Yeah, the jQuery Mobile stuff looks awesome. I also saw those presentations and was quite impressed!

Reply to this Comment

While I am thinking these days on what is the easiest/best way to make my app Theme/Template Enabled, where each template has its own unique UI view either for mobile or desktop.

I think if I make each template as a folder, and inside there will be folders for desktop and mobile and whatever so I can easily plug in & out any template without touching several folders out of, because it should be independent. Even later I can think about how to make it possible for clients to make their own Template with a fair good knowledge in HTML, CSS and programing logic to deal with CF code if needed :) . The idea is almost similar to Wordpress Themes.

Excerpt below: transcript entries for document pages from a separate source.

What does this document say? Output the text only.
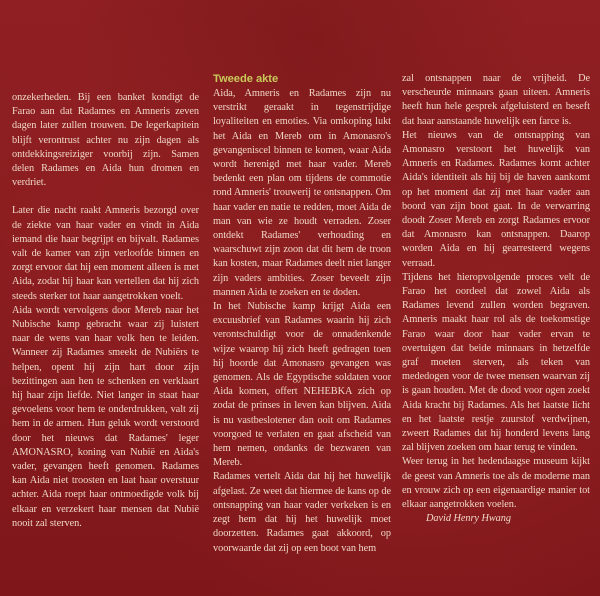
onzekerheden. Bij een banket kondigt de Farao aan dat Radames en Amneris zeven dagen later zullen trouwen. De legerkapitein blijft verontrust achter nu zijn dagen als ontdekkingsreiziger voorbij zijn. Samen delen Radames en Aida hun dromen en verdriet.

Later die nacht raakt Amneris bezorgd over de ziekte van haar vader en vindt in Aida iemand die haar begrijpt en bijvalt. Radames valt de kamer van zijn verloofde binnen en zorgt ervoor dat hij een moment alleen is met Aida, zodat hij haar kan vertellen dat hij zich steeds sterker tot haar aangetrokken voelt.

Aida wordt vervolgens door Mereb naar het Nubische kamp gebracht waar zij luistert naar de wens van haar volk hen te leiden. Wanneer zij Radames smeekt de Nubiërs te helpen, opent hij zijn hart door zijn bezittingen aan hen te schenken en verklaart hij haar zijn liefde. Niet langer in staat haar gevoelens voor hem te onderdrukken, valt zij hem in de armen. Hun geluk wordt verstoord door het nieuws dat Radames' leger AMONASRO, koning van Nubië en Aida's vader, gevangen heeft genomen. Radames kan Aida niet troosten en laat haar overstuur achter. Aida roept haar ontmoedigde volk bij elkaar en verzekert haar mensen dat Nubië nooit zal sterven.

Tweede akte

Aida, Amneris en Radames zijn nu verstrikt geraakt in tegenstrijdige loyaliteiten en emoties. Via omkoping lukt het Aida en Mereb om in Amonasro's gevangeniscel binnen te komen, waar Aida wordt herenigd met haar vader. Mereb bedenkt een plan om tijdens de commotie rond Amneris' trouwerij te ontsnappen. Om haar vader en natie te redden, moet Aida de man van wie ze houdt verraden. Zoser ontdekt Radames' verhouding en waarschuwt zijn zoon dat dit hem de troon kan kosten, maar Radames deelt niet langer zijn vaders ambities. Zoser beveelt zijn mannen Aida te zoeken en te doden.

In het Nubische kamp krijgt Aida een excuusbrief van Radames waarin hij zich verontschuldigt voor de onnadenkende wijze waarop hij zich heeft gedragen toen hij hoorde dat Amonasro gevangen was genomen. Als de Egyptische soldaten voor Aida komen, offert NEHEBKA zich op zodat de prinses in leven kan blijven. Aida is nu vastbeslotener dan ooit om Radames voorgoed te verlaten en gaat afscheid van hem nemen, ondanks de bezwaren van Mereb.

Radames vertelt Aida dat hij het huwelijk afgelast. Ze weet dat hiermee de kans op de ontsnapping van haar vader verkeken is en zegt hem dat hij het huwelijk moet doorzetten. Radames gaat akkoord, op voorwaarde dat zij op een boot van hem

zal ontsnappen naar de vrijheid. De verscheurde minnaars gaan uiteen. Amneris heeft hun hele gesprek afgeluisterd en beseft dat haar aanstaande huwelijk een farce is.

Het nieuws van de ontsnapping van Amonasro verstoort het huwelijk van Amneris en Radames. Radames komt achter Aida's identiteit als hij bij de haven aankomt op het moment dat zij met haar vader aan boord van zijn boot gaat. In de verwarring doodt Zoser Mereb en zorgt Radames ervoor dat Amonasro kan ontsnappen. Daarop worden Aida en hij gearresteerd wegens verraad.

Tijdens het hieropvolgende proces velt de Farao het oordeel dat zowel Aida als Radames levend zullen worden begraven. Amneris maakt haar rol als de toekomstige Farao waar door haar vader ervan te overtuigen dat beide minnaars in hetzelfde graf moeten sterven, als teken van mededogen voor de twee mensen waarvan zij is gaan houden. Met de dood voor ogen zoekt Aida kracht bij Radames. Als het laatste licht en het laatste restje zuurstof verdwijnen, zweert Radames dat hij honderd levens lang zal blijven zoeken om haar terug te vinden.

Weer terug in het hedendaagse museum kijkt de geest van Amneris toe als de moderne man en vrouw zich op een eigenaardige manier tot elkaar aangetrokken voelen.

David Henry Hwang
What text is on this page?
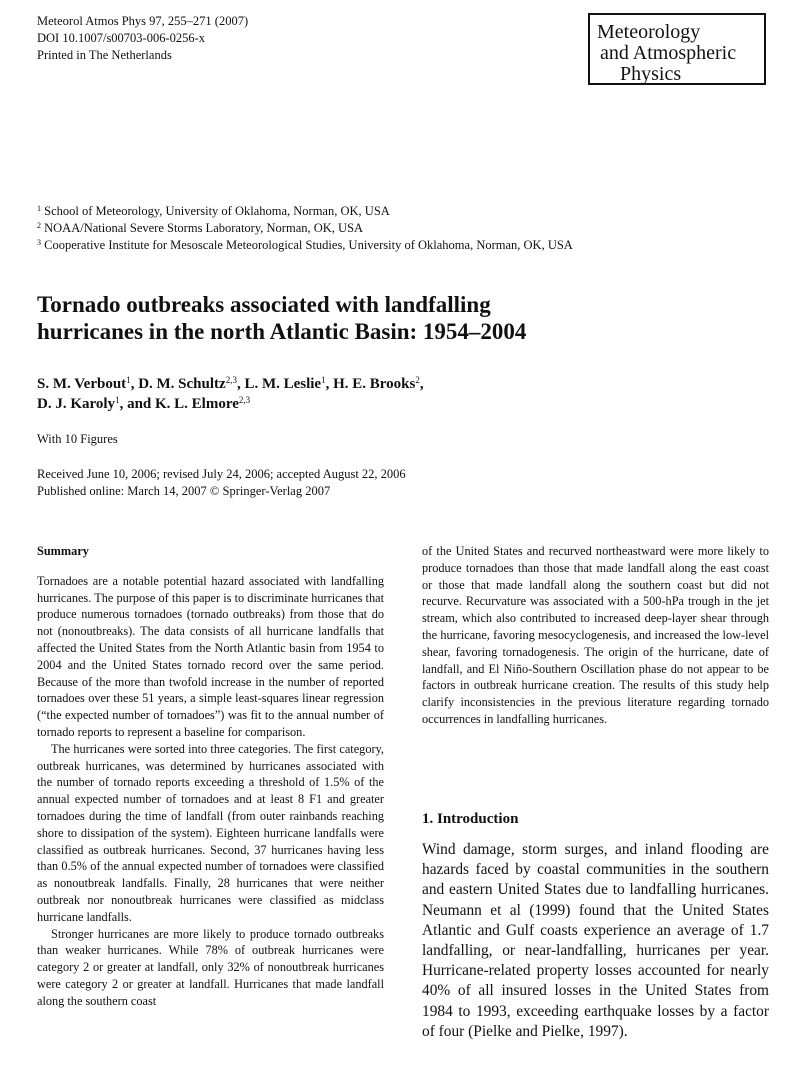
Meteorol Atmos Phys 97, 255–271 (2007)
DOI 10.1007/s00703-006-0256-x
Printed in The Netherlands
Meteorology
and Atmospheric
Physics
$^1$ School of Meteorology, University of Oklahoma, Norman, OK, USA
$^2$ NOAA/National Severe Storms Laboratory, Norman, OK, USA
$^3$ Cooperative Institute for Mesoscale Meteorological Studies, University of Oklahoma, Norman, OK, USA
Tornado outbreaks associated with landfalling
hurricanes in the north Atlantic Basin: 1954–2004
S. M. Verbout$^1$, D. M. Schultz$^{2,3}$, L. M. Leslie$^1$, H. E. Brooks$^2$,
D. J. Karoly$^1$, and K. L. Elmore$^{2,3}$
With 10 Figures
Received June 10, 2006; revised July 24, 2006; accepted August 22, 2006
Published online: March 14, 2007 © Springer-Verlag 2007

Summary

Tornadoes are a notable potential hazard associated with landfalling hurricanes. The purpose of this paper is to discriminate hurricanes that produce numerous tornadoes (tornado outbreaks) from those that do not (nonoutbreaks). The data consists of all hurricane landfalls that affected the United States from the North Atlantic basin from 1954 to 2004 and the United States tornado record over the same period. Because of the more than twofold increase in the number of reported tornadoes over these 51 years, a simple least-squares linear regression (“the expected number of tornadoes”) was fit to the annual number of tornado reports to represent a baseline for comparison.

The hurricanes were sorted into three categories. The first category, outbreak hurricanes, was determined by hurricanes associated with the number of tornado reports exceeding a threshold of 1.5% of the annual expected number of tornadoes and at least 8 F1 and greater tornadoes during the time of landfall (from outer rainbands reaching shore to dissipation of the system). Eighteen hurricane landfalls were classified as outbreak hurricanes. Second, 37 hurricanes having less than 0.5% of the annual expected number of tornadoes were classified as nonoutbreak landfalls. Finally, 28 hurricanes that were neither outbreak nor nonoutbreak hurricanes were classified as midclass hurricane landfalls.

Stronger hurricanes are more likely to produce tornado outbreaks than weaker hurricanes. While 78% of outbreak hurricanes were category 2 or greater at landfall, only 32% of nonoutbreak hurricanes were category 2 or greater at landfall. Hurricanes that made landfall along the southern coast

of the United States and recurved northeastward were more likely to produce tornadoes than those that made landfall along the east coast or those that made landfall along the southern coast but did not recurve. Recurvature was associated with a 500-hPa trough in the jet stream, which also contributed to increased deep-layer shear through the hurricane, favoring mesocyclogenesis, and increased the low-level shear, favoring tornadogenesis. The origin of the hurricane, date of landfall, and El Niño-Southern Oscillation phase do not appear to be factors in outbreak hurricane creation. The results of this study help clarify inconsistencies in the previous literature regarding tornado occurrences in landfalling hurricanes.

1. Introduction

Wind damage, storm surges, and inland flooding are hazards faced by coastal communities in the southern and eastern United States due to landfalling hurricanes. Neumann et al (1999) found that the United States Atlantic and Gulf coasts experience an average of 1.7 landfalling, or near-landfalling, hurricanes per year. Hurricane-related property losses accounted for nearly 40% of all insured losses in the United States from 1984 to 1993, exceeding earthquake losses by a factor of four (Pielke and Pielke, 1997).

And keeping com and api out as you suggest.

The final structure is something similar to:

/com
/api
/templates/tmplt-A
/templates/tmplt-A/mobile
/templates/tmplt-A/mobile/links
/templates/tmplt-A/mobile/images
/templates/tmplt-A/mobile/...
/templates/tmplt-A/desktop
/templates/tmplt-A/desktop/links
/templates/tmplt-A/desktop/images
/templates/tmplt-A/desktop/...

/templates/tmplt-B
/templates/tmplt-B/mobile
/templates/tmplt-B/mobile/links
/templates/tmplt-B/mobile/images
/templates/tmplt-B/mobile/...
/templates/tmplt-B/desktop
/templates/tmplt-B/desktop/links
/templates/tmplt-B/desktop/images
/templates/tmplt-B/desktop/...

and so on ...

Then, if mobile and desktop in single template share common CSS,JS or images I can but them in links folder at their template root folder. The same if there is a common thing that several templates are sharing I can take it out to the website root.